What does the rise of wokeness betoken for the future of affirmative action? As initially conceived and designed, race-preferences left the basic system of individual self-development in place. Its objectives were to remove barriers, level playing fields, provide tools for racial progress, and widen opportunities. The shift to diversity, although changing the rationale for special treatment of under-represented minorities, did not challenge the fundamentals of the system. Even as applied to employment, where the Supreme Court has never formally recognized achieving diversity as a justification for race-conscious preferences, the steadily growing reliance on the diversity rationale in the workplace setting has left meritocratic systems and managerial prerogatives largely intact and has mostly honored the restraints the Supreme Court has imposed, including the ban on the overt use of quotas to achieve proportional representation.

The anti-racist movement and social justice initiatives that have recently gained so much momentum now threaten to destroy those limits.

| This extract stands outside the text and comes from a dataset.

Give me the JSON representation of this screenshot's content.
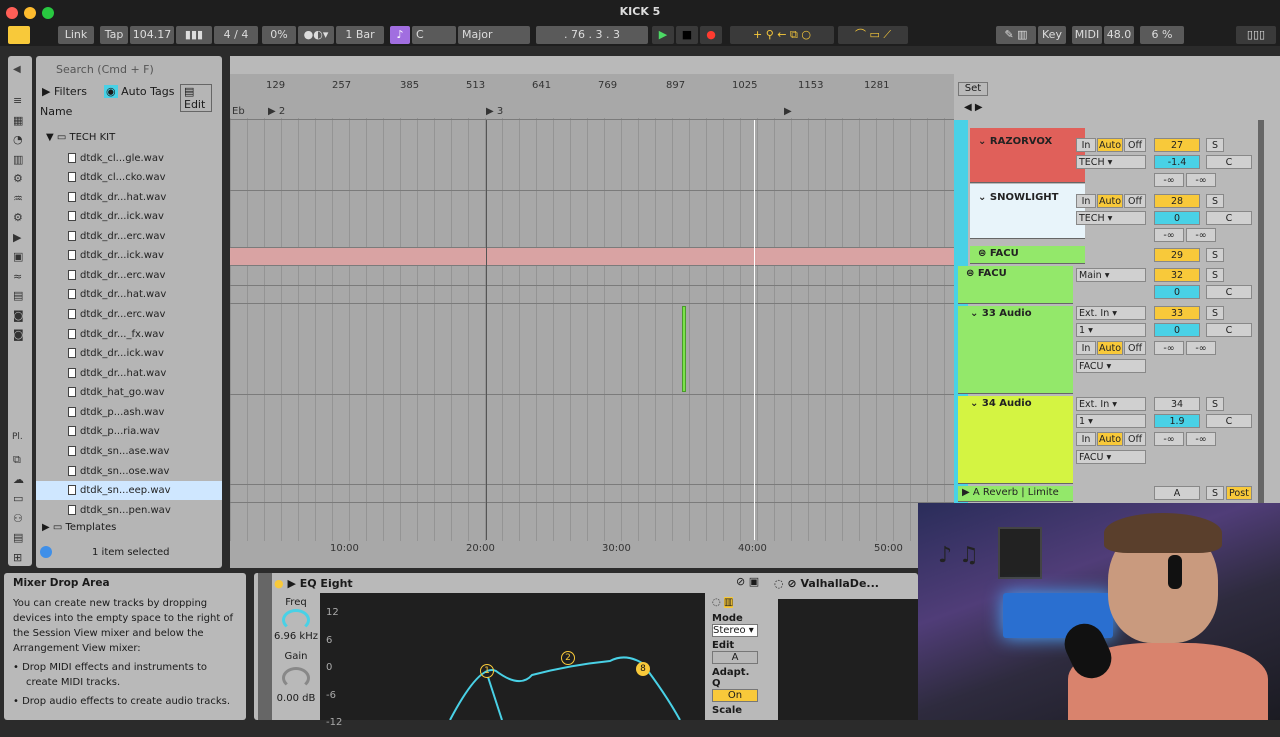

The gentle evasions that initially surrounded the use of race preferences in the educational sphere have transmogrified into a savage indictment of the whole society and a frenzied determination to destroy or reorder basic structures to produce the appearance of racial equality everywhere. Under the new dispensation, unconstrained group preferences for blacks would be the order of the day, with other groups pushed aside without delay or ceremony.  As  Kendi puts it in How to Be an Anti-Racist, “Fundamentally, the modern antiracist movement is . . . pro-discrimination [against whites and Asians].” It is hard to avoid the conclusion that the “Kendification” of our institutions and our economy would entail ignoring all carefully crafted legal restrictions on race-conscious measures as well as the old niceties of effortful achievement and desert.

Lately, private corporations, universities, and a host of other entities have issued “anti-racism” statements, declarations, and pledges, promising to increase the presence of blacks at all levels. Conspicuously absent from these statements is any reference to the law of affirmative action and judicially imposed constraints on race-conscious hiring and admissions. These pledges, all encouraged and endorsed by mainstream opinion leaders and politicians, solve the puzzle of affirmative action by pretending it doesn’t exist. There is evidence that these commitments have already yielded the defiance of existing legal restrictions. Although the California state constitution currently outlaws using race and ethnicity in state university admissions, the flagship University of California at Berkeley has announced a 40 percent increase in the number of black and Hispanic freshmen admitted for 2020.

If social actors continue to follow through on their promises, race preferences will become even more pervasive and unconstrained. If legal challenges follow, will the courts yield or resist? The far bigger question is what effect those preferences will have on our society. Will the zealous pursuit of equal group outcomes over individual rewards erode our prosperity, prowess, effectiveness, and international competitiveness? Will it worsen existing animosities and divisions in our body politic? These fresh affirmative action puzzles confront us now and in the future.